Women have their own portfolios and IRAs to fall back on in their silver years. The cultural pressure of being an “old spinster” is dissipating slowly as well, though not so much in Eastern cultures. For companionship there is Facebook, Twitter, match.com and all sorts of social media (not the healthiest form of companionship, I must state.)
And hey, even for sexual gratification and procreation who needs a husband!! Ask Samantha from Sex in the City for any tips!! Ah women have become so self-sufficient, self-serving, self this and self that.
Despite all this liberation, marriage does hold an enchantment, a lure, an attraction for most women. It is a day when she/the bride is the sole center of attraction. It is a day that makes all women feel special. There is apprehension and excitement as the bride embarks on a new journey. Whether a bride is getting married in a 7-star hotel in Dubai or a tiny village in India; whether a bride is wearing an $80,000 Christian Lacroix wedding gown or a white chador wrapped around her ; whether the cuisine of all continents is served at her wedding with special chefs being flown from each country or a home cooked communal meal-all brides primp, prune, rub and scrub to enhance their prettiest and most alluring qualities.
Marriage serves as an equalizer, despite ones wealth or poverty, despite ones social status or the lack thereof, the equalizing element being the bride.
It is intriguing to study brides in various cultures.

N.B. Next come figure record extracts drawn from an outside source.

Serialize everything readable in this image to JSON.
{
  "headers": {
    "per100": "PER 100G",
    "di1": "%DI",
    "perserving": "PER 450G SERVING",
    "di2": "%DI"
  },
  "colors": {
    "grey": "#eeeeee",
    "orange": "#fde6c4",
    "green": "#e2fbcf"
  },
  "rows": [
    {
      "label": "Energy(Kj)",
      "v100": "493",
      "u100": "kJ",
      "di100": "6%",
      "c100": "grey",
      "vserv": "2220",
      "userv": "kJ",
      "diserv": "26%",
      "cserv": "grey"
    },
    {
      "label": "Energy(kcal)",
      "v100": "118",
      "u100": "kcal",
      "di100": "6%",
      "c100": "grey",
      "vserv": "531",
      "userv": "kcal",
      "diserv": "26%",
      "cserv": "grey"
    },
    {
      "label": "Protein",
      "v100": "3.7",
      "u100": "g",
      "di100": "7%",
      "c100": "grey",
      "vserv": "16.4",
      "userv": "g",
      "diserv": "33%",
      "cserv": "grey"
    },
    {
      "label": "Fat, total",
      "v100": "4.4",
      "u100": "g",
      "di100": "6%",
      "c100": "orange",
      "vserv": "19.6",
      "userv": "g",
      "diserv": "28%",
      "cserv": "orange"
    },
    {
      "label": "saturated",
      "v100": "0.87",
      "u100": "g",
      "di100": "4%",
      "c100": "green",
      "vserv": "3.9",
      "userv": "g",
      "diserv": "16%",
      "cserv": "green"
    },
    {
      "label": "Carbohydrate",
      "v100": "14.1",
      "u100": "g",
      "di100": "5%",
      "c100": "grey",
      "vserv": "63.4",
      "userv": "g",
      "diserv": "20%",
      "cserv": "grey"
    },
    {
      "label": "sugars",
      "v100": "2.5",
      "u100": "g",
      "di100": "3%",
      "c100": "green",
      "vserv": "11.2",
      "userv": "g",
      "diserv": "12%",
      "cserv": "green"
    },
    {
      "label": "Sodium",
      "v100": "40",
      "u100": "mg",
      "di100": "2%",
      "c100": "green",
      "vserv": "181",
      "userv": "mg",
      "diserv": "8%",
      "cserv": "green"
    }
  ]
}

You have the traditional Western bride with the quintessential “fairy tale ” wedding, the long white gown with the train and veil; the cake and champagne; the bridesmaids and bouquets.
Then you have a traditional Indian bride who is synonymous with Indian blue-blooded royalty, decked in gold jewels with henna on her hands and coyness as her signature trademark.
(Although with the emancipation of women, in a recent publication I saw a traditional bride huffing and puffing on a monstrous cigar and a cooler one chugging a beer…cheerios!!)
The traditional Tunisian or Turkish bride with the intricate headdress!
The Afghani bride laden under the heavily embroidered purdah-the weight of the clothing and jewelry serving as a symbol for the oppressive times that lie ahead of her.
And of course the same sex brides/bride-groom weddings.
All in all, it is a day of beauty, jubilation and rejoicing. What lies ahead of the bride….Allah Alim (God knows best!)